ASU research shows how climate migration will impact refugees, countries and markets

Dirt and grass
September 17, 2021

Climate migration is expected to displace more than 200 million people in the next three decades, according to a recent World Bank report.

Refugees are typically those seeking asylum from conflict and persecution, but global warming is starting to change that dynamic.

According to the report, natural disasters, drought, crop failures, pollution and extreme weather conditions will uproot millions from their homelands by 2050. That means countries throughout the world could experience dramatic demographic shifts, changes to labor markets and additional pressure on their natural resources.

The report urges national and local governments to develop environmentally friendly policies to curb carbon emissions and smart development to stem global warming.

Valerie Mueller, an associate professor at Arizona State University’s School of Politics and Global Studies and a senior global futures scientist with the Julie Ann Wrigley Global Futures Laboratory, has spent a considerable amount of time and research on this issue and spoke to ASU News about how this will impact refugees, countries and markets.

Woman in glasses

Valerie Mueller

Question: Let’s define what climate migration is for our readers.

Answer: Scholars disagree on what constitutes a climate migrant. Some assume a population at risk of experiencing a major climatic event, e.g., coastal populations in the low-elevation coastal zone, provide a means for projecting the number of future climate migrants. My colleagues and I discuss why this may mislead policymakers, as it ignores private adaptation. Others will think of those who are involuntarily displaced by a natural disaster or climate extreme event, i.e., refugees from Hurricane Katrina. Finally, another group, like myself, like to include voluntary migration decisions, where households with income vulnerable to climate may decide to send a family member abroad or to another location in their home country to earn additional income. 

 Q: Has climate migration always existed?

 A: Yes. The classic example is the Dust Bowl. The migration around the Dust Bowl period was the result of a variety of climatic and environmental factors that drove many farmers to migrate from the Great Plains to California for work. There are several literary texts inspired by this great migration given the impression it made on people's lives in the U.S. “Four Winds,” a recent literary novel, has been on the New York Times bestsellers list for a while. The author captures the essence of what some climate migrants may face, in terms of the emotional heartbreak of a mother leaving her in-laws to escape the pollution that sickens her children, having to find work in a locale saturated with unskilled workers while facing discrimination as an untouchable migrant in receiving communities.

Q: The report states that global warming is exacerbating this issue. If millions come to the United States, especially in the West, are we able to handle the stressors on our natural resources like water and electricity?
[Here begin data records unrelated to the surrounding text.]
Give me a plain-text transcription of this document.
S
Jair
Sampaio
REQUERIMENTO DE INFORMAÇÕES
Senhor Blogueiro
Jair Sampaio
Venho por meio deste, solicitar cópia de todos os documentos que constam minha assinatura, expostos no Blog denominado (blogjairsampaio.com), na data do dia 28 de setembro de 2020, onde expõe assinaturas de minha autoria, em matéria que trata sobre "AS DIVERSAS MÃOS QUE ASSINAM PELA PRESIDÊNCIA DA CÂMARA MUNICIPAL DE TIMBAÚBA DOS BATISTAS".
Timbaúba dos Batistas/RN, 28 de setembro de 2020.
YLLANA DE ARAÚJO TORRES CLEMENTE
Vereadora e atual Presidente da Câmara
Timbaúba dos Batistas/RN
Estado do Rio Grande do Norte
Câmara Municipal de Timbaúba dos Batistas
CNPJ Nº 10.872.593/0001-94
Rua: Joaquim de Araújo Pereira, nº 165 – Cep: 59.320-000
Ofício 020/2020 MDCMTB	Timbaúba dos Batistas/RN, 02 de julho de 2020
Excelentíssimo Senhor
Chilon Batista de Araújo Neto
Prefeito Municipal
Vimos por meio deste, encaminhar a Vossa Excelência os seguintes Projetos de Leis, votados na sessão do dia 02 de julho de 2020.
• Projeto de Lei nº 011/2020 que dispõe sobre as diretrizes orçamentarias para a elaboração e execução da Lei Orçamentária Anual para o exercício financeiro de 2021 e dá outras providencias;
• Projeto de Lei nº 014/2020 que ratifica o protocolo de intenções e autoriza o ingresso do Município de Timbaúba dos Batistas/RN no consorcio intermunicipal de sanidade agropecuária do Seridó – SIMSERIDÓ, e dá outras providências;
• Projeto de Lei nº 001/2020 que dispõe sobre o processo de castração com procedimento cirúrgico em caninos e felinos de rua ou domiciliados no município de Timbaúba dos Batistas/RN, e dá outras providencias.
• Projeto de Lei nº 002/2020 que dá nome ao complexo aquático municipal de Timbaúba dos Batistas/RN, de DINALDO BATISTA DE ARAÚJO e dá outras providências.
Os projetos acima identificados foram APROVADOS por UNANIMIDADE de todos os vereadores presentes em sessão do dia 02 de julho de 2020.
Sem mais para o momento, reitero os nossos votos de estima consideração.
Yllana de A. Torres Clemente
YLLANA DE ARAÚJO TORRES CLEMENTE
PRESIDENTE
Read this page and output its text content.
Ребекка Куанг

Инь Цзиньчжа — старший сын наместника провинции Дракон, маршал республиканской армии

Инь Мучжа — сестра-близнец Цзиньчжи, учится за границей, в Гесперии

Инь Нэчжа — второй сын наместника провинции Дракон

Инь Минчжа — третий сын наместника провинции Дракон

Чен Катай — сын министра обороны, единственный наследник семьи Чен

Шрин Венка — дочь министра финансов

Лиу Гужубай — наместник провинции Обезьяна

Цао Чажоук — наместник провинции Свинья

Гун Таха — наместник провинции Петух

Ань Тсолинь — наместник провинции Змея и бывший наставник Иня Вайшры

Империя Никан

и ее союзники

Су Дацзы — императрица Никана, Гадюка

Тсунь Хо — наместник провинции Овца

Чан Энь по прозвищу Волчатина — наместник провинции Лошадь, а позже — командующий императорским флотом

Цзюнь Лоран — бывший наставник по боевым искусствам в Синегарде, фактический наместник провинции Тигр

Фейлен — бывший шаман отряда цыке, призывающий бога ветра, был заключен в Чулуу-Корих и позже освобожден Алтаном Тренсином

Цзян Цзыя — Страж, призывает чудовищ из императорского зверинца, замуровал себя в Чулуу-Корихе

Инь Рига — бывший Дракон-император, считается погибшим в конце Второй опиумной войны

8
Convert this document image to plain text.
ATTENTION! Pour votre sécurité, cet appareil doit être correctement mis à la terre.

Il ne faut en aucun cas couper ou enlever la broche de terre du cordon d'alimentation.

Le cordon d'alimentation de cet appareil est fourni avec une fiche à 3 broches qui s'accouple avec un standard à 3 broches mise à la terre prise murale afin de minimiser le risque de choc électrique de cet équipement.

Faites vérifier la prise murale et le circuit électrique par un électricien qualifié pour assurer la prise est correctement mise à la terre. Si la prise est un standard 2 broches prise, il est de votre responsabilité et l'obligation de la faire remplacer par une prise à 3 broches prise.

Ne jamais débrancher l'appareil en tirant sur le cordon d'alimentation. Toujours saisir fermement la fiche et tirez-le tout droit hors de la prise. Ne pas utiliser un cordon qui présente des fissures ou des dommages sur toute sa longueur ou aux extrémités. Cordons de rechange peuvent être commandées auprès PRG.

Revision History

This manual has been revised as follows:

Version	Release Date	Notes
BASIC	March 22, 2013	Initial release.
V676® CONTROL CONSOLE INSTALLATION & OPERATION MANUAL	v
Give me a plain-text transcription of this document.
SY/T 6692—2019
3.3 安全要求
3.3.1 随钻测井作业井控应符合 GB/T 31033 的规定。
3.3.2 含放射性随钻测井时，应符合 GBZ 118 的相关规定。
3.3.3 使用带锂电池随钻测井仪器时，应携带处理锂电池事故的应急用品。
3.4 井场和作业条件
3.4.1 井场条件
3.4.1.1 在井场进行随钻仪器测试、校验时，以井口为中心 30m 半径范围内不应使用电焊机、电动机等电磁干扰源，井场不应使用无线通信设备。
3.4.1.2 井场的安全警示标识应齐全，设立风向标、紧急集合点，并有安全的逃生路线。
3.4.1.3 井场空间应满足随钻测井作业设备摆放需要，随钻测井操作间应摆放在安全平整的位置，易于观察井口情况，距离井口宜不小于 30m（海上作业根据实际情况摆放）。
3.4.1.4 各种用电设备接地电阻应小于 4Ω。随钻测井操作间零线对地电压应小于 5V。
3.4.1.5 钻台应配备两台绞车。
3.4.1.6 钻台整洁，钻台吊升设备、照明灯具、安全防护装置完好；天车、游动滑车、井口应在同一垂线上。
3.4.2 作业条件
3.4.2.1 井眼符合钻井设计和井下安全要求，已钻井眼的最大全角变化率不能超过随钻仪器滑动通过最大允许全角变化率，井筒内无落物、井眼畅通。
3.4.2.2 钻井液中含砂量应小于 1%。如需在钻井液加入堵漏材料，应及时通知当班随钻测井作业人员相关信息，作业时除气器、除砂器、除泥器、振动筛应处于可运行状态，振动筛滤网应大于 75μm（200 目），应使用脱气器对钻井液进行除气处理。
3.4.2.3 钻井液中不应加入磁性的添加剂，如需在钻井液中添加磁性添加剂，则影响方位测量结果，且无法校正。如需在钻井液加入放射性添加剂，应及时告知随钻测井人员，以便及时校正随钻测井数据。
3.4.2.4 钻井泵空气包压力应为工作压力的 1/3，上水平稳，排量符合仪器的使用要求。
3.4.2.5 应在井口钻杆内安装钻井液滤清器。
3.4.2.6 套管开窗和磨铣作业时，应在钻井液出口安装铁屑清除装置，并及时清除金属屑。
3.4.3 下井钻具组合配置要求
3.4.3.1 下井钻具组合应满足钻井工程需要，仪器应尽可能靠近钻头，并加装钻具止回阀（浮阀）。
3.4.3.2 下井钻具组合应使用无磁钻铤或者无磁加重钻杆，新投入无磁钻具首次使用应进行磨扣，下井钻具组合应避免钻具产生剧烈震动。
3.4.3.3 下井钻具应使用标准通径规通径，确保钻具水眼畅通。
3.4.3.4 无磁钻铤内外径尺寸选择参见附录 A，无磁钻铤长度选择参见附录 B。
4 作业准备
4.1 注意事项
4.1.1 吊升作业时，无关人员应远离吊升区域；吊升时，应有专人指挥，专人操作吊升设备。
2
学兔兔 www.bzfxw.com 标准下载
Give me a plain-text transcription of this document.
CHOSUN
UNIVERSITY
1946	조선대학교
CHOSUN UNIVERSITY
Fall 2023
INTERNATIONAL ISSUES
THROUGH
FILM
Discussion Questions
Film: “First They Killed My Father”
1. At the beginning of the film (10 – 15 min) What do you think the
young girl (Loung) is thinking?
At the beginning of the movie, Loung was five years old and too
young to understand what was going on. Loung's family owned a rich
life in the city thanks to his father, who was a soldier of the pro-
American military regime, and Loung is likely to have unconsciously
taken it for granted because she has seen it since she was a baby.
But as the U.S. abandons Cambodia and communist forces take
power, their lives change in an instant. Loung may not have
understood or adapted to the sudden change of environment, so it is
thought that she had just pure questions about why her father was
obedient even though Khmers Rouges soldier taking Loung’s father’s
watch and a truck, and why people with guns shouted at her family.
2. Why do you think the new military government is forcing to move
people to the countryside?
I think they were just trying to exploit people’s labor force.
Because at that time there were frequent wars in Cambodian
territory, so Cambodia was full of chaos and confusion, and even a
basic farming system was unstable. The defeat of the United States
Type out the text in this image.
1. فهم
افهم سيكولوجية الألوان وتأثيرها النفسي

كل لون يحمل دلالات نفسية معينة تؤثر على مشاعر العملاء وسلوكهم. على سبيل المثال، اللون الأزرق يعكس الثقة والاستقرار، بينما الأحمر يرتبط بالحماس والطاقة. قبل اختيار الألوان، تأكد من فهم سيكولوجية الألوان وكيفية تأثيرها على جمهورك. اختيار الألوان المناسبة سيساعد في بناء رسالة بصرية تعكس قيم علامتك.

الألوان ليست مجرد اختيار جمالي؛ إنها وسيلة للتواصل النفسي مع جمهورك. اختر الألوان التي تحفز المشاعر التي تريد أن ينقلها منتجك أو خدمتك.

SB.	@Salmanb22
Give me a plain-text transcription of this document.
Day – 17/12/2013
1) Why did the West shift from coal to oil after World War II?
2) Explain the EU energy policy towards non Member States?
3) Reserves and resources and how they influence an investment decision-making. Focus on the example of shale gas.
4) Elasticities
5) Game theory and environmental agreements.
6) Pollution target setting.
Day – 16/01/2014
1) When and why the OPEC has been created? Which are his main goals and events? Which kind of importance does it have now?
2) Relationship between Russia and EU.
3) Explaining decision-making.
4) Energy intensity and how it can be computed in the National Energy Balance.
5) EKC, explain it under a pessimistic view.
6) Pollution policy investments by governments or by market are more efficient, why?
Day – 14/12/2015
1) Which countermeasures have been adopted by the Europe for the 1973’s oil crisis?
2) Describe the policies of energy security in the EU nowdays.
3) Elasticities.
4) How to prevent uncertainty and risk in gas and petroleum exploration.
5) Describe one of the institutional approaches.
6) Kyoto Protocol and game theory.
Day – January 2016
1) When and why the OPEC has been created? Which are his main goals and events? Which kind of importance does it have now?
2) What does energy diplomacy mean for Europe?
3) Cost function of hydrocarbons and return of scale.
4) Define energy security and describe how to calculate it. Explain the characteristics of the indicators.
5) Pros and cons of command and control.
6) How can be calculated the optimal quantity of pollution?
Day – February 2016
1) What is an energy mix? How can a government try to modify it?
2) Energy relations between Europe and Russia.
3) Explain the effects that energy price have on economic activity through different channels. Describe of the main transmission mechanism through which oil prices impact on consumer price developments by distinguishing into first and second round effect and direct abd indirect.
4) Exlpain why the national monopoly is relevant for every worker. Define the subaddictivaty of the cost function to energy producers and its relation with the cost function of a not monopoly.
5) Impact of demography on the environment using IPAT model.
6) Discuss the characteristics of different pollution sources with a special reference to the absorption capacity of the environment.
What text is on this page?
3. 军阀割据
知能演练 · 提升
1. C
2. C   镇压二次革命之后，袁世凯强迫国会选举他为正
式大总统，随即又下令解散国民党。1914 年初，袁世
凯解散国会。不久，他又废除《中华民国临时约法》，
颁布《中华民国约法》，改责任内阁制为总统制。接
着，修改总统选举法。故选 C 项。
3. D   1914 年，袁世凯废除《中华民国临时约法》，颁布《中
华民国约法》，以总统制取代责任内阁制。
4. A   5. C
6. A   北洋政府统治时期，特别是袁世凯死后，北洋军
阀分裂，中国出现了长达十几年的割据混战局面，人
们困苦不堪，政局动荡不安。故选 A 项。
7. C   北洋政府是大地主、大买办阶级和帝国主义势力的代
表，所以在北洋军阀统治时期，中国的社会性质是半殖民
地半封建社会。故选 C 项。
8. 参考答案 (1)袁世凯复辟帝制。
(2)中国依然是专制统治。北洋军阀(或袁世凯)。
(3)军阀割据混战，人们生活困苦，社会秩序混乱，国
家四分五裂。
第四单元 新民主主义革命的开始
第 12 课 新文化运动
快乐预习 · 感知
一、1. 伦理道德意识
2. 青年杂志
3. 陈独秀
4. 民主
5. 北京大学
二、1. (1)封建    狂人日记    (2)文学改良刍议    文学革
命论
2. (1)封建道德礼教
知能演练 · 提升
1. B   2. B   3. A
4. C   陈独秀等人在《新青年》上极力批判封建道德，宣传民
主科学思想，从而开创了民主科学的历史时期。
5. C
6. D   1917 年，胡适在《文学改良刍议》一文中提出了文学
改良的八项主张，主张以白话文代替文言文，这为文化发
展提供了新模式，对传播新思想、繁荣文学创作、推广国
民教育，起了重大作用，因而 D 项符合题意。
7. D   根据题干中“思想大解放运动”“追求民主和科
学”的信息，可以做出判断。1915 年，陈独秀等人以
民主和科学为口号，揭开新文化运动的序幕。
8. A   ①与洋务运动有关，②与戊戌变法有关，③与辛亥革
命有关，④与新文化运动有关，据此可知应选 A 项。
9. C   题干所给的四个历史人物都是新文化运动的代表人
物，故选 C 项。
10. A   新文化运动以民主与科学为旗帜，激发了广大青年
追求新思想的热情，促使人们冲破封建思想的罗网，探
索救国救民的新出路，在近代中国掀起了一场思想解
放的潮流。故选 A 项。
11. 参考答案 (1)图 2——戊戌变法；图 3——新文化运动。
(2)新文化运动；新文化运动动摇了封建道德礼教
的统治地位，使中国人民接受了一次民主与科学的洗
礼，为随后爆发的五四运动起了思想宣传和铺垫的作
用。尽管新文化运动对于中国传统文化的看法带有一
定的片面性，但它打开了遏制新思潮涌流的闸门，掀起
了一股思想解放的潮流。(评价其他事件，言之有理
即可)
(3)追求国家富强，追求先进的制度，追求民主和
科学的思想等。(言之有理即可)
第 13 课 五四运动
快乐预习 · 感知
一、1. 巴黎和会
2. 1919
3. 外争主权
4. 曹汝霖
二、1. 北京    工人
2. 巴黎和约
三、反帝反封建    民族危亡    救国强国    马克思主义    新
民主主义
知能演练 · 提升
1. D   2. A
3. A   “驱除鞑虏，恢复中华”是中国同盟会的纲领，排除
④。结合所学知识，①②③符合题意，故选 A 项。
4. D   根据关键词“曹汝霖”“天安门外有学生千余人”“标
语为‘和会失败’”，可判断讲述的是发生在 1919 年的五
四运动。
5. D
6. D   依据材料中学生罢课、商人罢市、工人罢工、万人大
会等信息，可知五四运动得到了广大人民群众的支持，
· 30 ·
A: My familiarity with this issue mainly comes from my perspective of economic livelihoods, climate and migration patterns in Africa. There is a narrative that refugees — albeit induced from climate or political instability — are considered exceptional resource degraders. Typically, there are concerns over deforestation around refugee camps because the population density brings pressure for fuel and materials for housing. 

In our study, we examined whether refugee camps contribute to environmental degradation. We found that there was a slight change in deforestation, and that mainly was driven by refugees clearing forested land for agricultural production — not for fuel or housing materials. This is likely coming from a few things. Refugee camps often forbid people to work, or the opportunities for refugees to work near the camps are limited. Refugees then try to take matters into their own hands to work and try to take advantage of the farming skills they may have had at home.   

Q: What are some of the other issues that you anticipate might arise as a result of massive migration to the U.S. and other countries?

A: We often worry about labor markets. For example, in my study on the Venezuela crisis, we found that the influx of Venezuelan refugees dampened the wages of native Colombians in the short term. Another study that I worked on evaluating the impact of flood-induced migration in Nepal also had a similar effect. This is not always the case, however. It really depends on where the migrants are going to and how much they increase the local population. In places with labor shortages, the local economy might benefit from immigration. Immigrants also bring new consumers to an economic area, increasing the demand for goods and services. There have also been studies that show that having enclaves of migrants in some locations can stimulate trade and create new types of jobs. 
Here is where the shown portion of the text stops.